Projeto substitui Plano Mansueto e prevê socorro de R$ 85 bilhões

Larissa Rodrigues e Bárbara Baião Da CNN, em Brasília
08 de abril de 2020 às 18:42 | Atualizado 08 de abril de 2020 às 18:57

A Câmara dos Deputados tentou, na tarde desta quarta-feira (08/04), votar um plano emergencial de ajuda aos estados no curto prazo, para enquanto durar a pandemia do coronavírus. No entanto, por falta de acordo, a sessão foi adiada e o presidente da Casa, Rodrigo Maia (DEM-RJ), deixou o Congresso Nacional irritado. 

O projeto visa substituir o Plano Mansueto, que prevê também medidas de ajuste fiscal nos estados brasileiros. A expectativa inicial de ajuda aos estados com a proposta era de cerca de R$ 85 bilhões — valor que o governo tenta diminuir. 

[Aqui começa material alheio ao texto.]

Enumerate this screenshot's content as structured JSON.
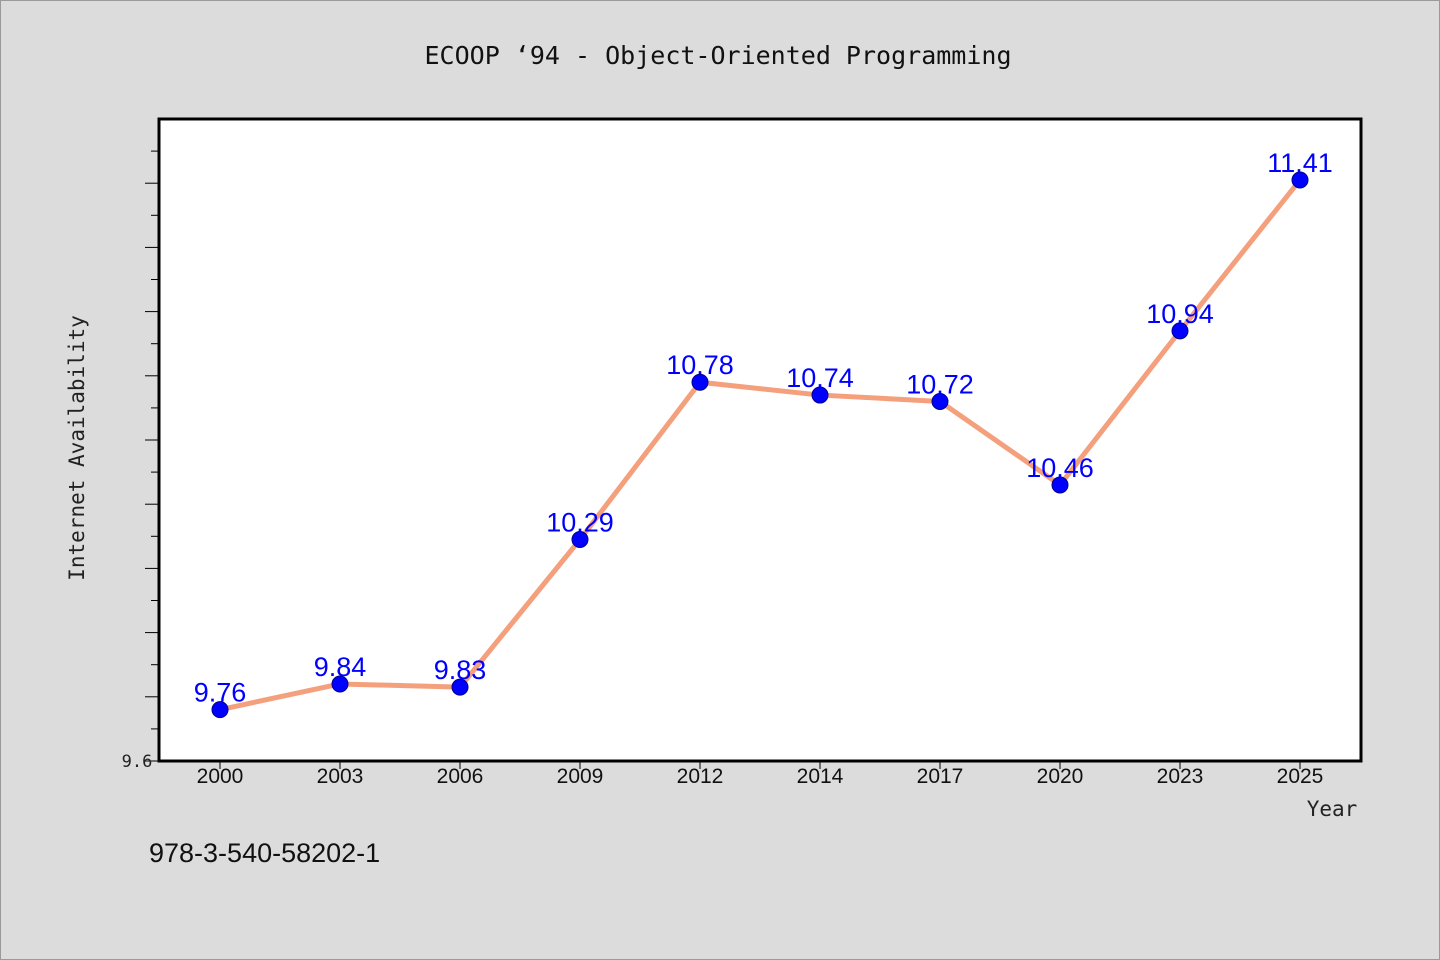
{
  "caption": "978-3-540-58202-1",
  "chart_data": {
    "type": "line",
    "title": "ECOOP  ‘94 - Object-Oriented Programming",
    "xlabel": "Year",
    "ylabel": "Internet Availability",
    "categories": [
      "2000",
      "2003",
      "2006",
      "2009",
      "2012",
      "2014",
      "2017",
      "2020",
      "2023",
      "2025"
    ],
    "series": [
      {
        "values": [
          9.76,
          9.84,
          9.83,
          10.29,
          10.78,
          10.74,
          10.72,
          10.46,
          10.94,
          11.41
        ],
        "labels": [
          "9.76",
          "9.84",
          "9.83",
          "10.29",
          "10.78",
          "10.74",
          "10.72",
          "10.46",
          "10.94",
          "11.41"
        ],
        "line_color": "#f4a07c",
        "marker_color": "#0000ff"
      }
    ],
    "yticks_labeled": [
      "9.6"
    ],
    "ylim": [
      9.6,
      11.6
    ],
    "grid": false,
    "legend": "none"
  }
}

O projeto estabelece a transferência direta de recursos da União aos estados e municípios, com o intuito de recompor cerca de 25% da perda prevista de arrecadação do Imposto sobre Circulação de Mercadorias e Serviços e Imposto sobre Serviços. O ICMS é a principal fonte de receita dos entes federados e o ISS das cidades brasileiras.

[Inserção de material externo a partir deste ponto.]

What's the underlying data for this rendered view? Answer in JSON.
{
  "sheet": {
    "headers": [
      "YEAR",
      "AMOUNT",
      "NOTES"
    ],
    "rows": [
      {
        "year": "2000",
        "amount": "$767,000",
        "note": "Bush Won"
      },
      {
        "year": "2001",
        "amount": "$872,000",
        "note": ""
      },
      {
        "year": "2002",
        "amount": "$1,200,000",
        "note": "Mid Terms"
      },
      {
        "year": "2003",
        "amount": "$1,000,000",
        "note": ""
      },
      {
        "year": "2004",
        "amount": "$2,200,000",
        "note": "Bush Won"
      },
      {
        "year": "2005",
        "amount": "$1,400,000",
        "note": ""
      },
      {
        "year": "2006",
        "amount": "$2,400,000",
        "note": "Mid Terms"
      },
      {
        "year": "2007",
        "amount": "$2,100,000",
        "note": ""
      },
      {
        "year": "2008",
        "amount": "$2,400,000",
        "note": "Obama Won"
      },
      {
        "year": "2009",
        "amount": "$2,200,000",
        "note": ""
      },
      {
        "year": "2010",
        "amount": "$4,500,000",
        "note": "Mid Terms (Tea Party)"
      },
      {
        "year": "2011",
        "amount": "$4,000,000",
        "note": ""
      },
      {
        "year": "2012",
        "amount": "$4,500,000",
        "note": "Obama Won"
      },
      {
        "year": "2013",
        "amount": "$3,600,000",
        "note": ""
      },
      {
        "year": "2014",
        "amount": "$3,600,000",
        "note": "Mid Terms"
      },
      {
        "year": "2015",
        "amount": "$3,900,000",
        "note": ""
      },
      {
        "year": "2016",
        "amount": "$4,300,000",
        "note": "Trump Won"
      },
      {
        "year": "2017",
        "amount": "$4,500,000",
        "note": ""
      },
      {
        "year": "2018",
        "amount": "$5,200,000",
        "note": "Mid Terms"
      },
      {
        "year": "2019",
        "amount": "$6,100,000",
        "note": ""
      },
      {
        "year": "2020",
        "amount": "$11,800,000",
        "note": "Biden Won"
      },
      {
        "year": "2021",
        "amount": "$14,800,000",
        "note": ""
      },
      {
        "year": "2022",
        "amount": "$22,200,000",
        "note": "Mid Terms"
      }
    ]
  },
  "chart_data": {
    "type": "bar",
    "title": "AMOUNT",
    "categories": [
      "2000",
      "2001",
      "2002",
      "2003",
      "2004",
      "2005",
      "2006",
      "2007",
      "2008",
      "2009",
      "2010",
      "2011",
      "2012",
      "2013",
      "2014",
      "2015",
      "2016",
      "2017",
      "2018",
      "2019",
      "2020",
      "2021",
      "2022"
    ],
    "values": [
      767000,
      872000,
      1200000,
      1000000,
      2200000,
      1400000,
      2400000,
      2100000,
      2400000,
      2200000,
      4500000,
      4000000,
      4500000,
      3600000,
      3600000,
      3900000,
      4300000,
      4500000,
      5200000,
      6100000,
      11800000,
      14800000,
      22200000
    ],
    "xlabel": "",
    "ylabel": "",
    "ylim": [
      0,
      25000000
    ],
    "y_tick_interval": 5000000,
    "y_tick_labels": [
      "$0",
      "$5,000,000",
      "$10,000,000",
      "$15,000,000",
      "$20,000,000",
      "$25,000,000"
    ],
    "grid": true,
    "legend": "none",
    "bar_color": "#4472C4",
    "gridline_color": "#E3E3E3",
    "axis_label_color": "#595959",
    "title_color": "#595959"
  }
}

O texto prevê ainda abertura de crédito para os estados de cerca de R$ 50 bilhões, no entanto, quando os empréstimos tiverem como garantidor o Tesouro Nacional, o valor máximo a ser emprestado será o equivalente a 8% das despesas correntes líquidas, ou seja, 8% do total do montante arrecadado em tributos pelos governadores. 

Um último item previsto no projeto é suspensão das dívidas dos estados com a União até dezembro de 2020. Esse item especificamente foi o grande problema para que o acordo fosse firmado entre os partidos para a aprovação da matéria. Isso porque governadores queriam um prazo maior da suspensão, enquanto o governo queria por apenas três meses.

Agora, Maia vai tentar conversar com as lideranças da Casa durante à noite em busca de consenso. Enquanto isso, o líder do governo na Câmara, Major Vitor Hugo (PSL-GO), segue para o Palácio do Planalto, onde se encontrará com o ministro-chefe da Secretaria de Governo, Luiz Eduardo Ramos. 

“Esse PL não atendia os interesses do país e prejudicaria a retomada da economia quando a pandemia passar. Precisamos propor medidas, mas todas com responsabilidade”, afirmou Vitor Hugo.